Ageing: Ageing on fine lees for 7 months: 15% in barrels and 85% in Inox vat
Color: Bright and vivid peach- melon hues.
Nose: Complex nose and pear delicate aromas
Palate: Silphium is a rich and round wine, balanced with a soft acidity that leads to a sumptuous finishing with notes of white flowers as chamomile, pear, pineapple and very distinguished tannins. Silphium remains a wine with a good ageing potential, which is uncommon for a rose
About the Winery:
La Tour Melas is a young and dynamic winery that creates well made, textural and interesting wines in Achinos, Central Greece. At an altitude of 300m, the property is surrounded by ancient, untouched oak forests, overlooking the Aegean Sea. The eponymous tower in Achinos overlooks and guards the vines that produce wine in its name, all managed with biodynamic and organic techniques. Kyros Melas planted his 11ha of vineyards, on slopes that run down towards the expanse of the Sea, with Merlot, Cabernet Franc and Petit Verdot vines imported from France. This allows the sea breeze to cool the vines during the day, while the rocky terrain keeps the vines warm at night, thus creating an ideal micro-climate.

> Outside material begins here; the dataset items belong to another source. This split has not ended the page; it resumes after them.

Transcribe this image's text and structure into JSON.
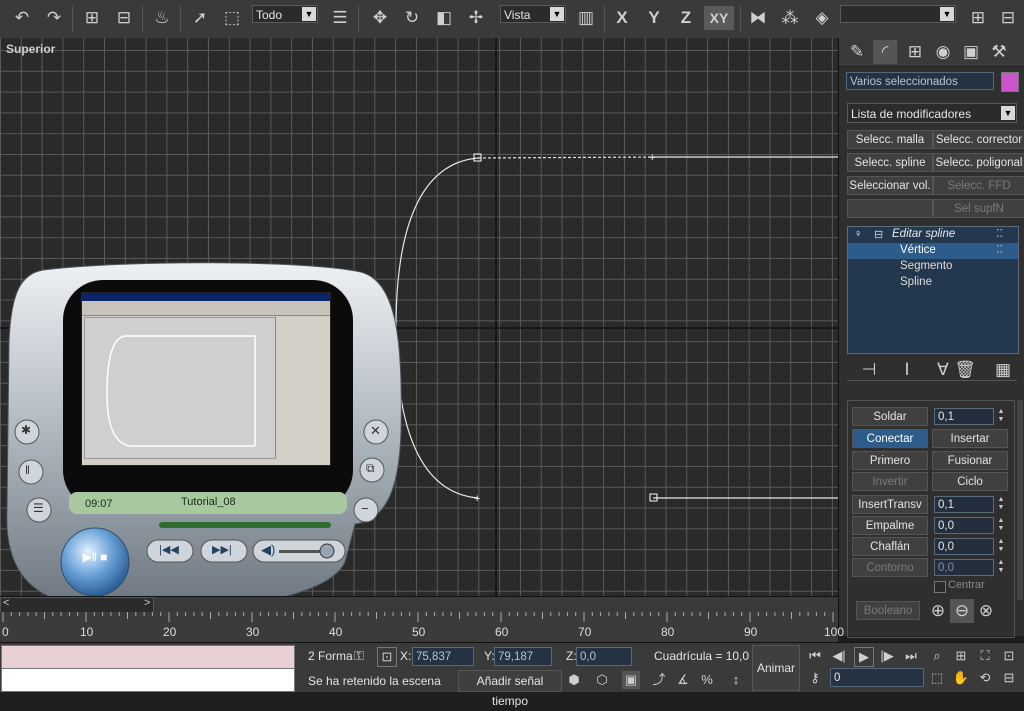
{
  "toolbar": {
    "selection_filter": "Todo",
    "reference_coord": "Vista",
    "axis_x": "X",
    "axis_y": "Y",
    "axis_z": "Z",
    "axis_xy": "XY",
    "named_selection": ""
  },
  "viewport": {
    "label": "Superior"
  },
  "player": {
    "time": "09:07",
    "title": "Tutorial_08"
  },
  "panel": {
    "object_name": "Varios seleccionados",
    "object_color": "#cc55cc",
    "modifier_list": "Lista de modificadores",
    "mod_buttons": [
      "Selecc. malla",
      "Selecc. corrector",
      "Selecc. spline",
      "Selecc. poligonal",
      "Seleccionar vol.",
      "Selecc. FFD",
      "",
      "Sel supfN"
    ],
    "stack": {
      "modifier": "Editar spline",
      "items": [
        "Vértice",
        "Segmento",
        "Spline"
      ]
    },
    "geometry": {
      "soldar": "Soldar",
      "soldar_value": "0,1",
      "conectar": "Conectar",
      "insertar": "Insertar",
      "primero": "Primero",
      "fusionar": "Fusionar",
      "invertir": "Invertir",
      "ciclo": "Ciclo",
      "insert_transv": "InsertTransv",
      "insert_transv_value": "0,1",
      "empalme": "Empalme",
      "empalme_value": "0,0",
      "chaflan": "Chaflán",
      "chaflan_value": "0,0",
      "contorno": "Contorno",
      "contorno_value": "0,0",
      "centrar": "Centrar",
      "booleano": "Booleano"
    }
  },
  "timeline": {
    "ticks": [
      "0",
      "10",
      "20",
      "30",
      "40",
      "50",
      "60",
      "70",
      "80",
      "90",
      "100"
    ]
  },
  "status": {
    "selected": "2 Forma",
    "x_label": "X:",
    "x_value": "75,837",
    "y_label": "Y:",
    "y_value": "79,187",
    "z_label": "Z:",
    "z_value": "0,0",
    "grid": "Cuadrícula = 10,0",
    "prompt": "Se ha retenido la escena",
    "add_key": "Añadir señal tiempo",
    "animate": "Animar",
    "frame": "0"
  }
}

Uncompromising standards result in vines producing only 30-50 hectolitres per hectare – A scarce yield, especially considering the dense planting. This density combined with the steepness of the vineyards results in less water per vine, hence more concentrated grape juice. Rigorous pruning (guyot simple) further increases concentration. Their vines are hand-picked, then fermented and turned into wine with as little intervention as possible through the underground gravity-flow winery of the property. To finish, each wine is bottled by hand, bringing to an end a truly artisanal process.
The winery also practises biodynamic organic methods and treat the vineyard as a unified organism. This balances the interrelationship of soil, plants and animals as a self-nourishing system without external input. Flocks of geese and sheep graze the vineyard in winter to keep weeds in control, and our bees begin pollinating the surrounding flowers in spring. In harmony with the astronomical planting calendar, they choose the precise phase of the moon for cultivating, pruning, harvesting, and even for filling bottles and racking barrels.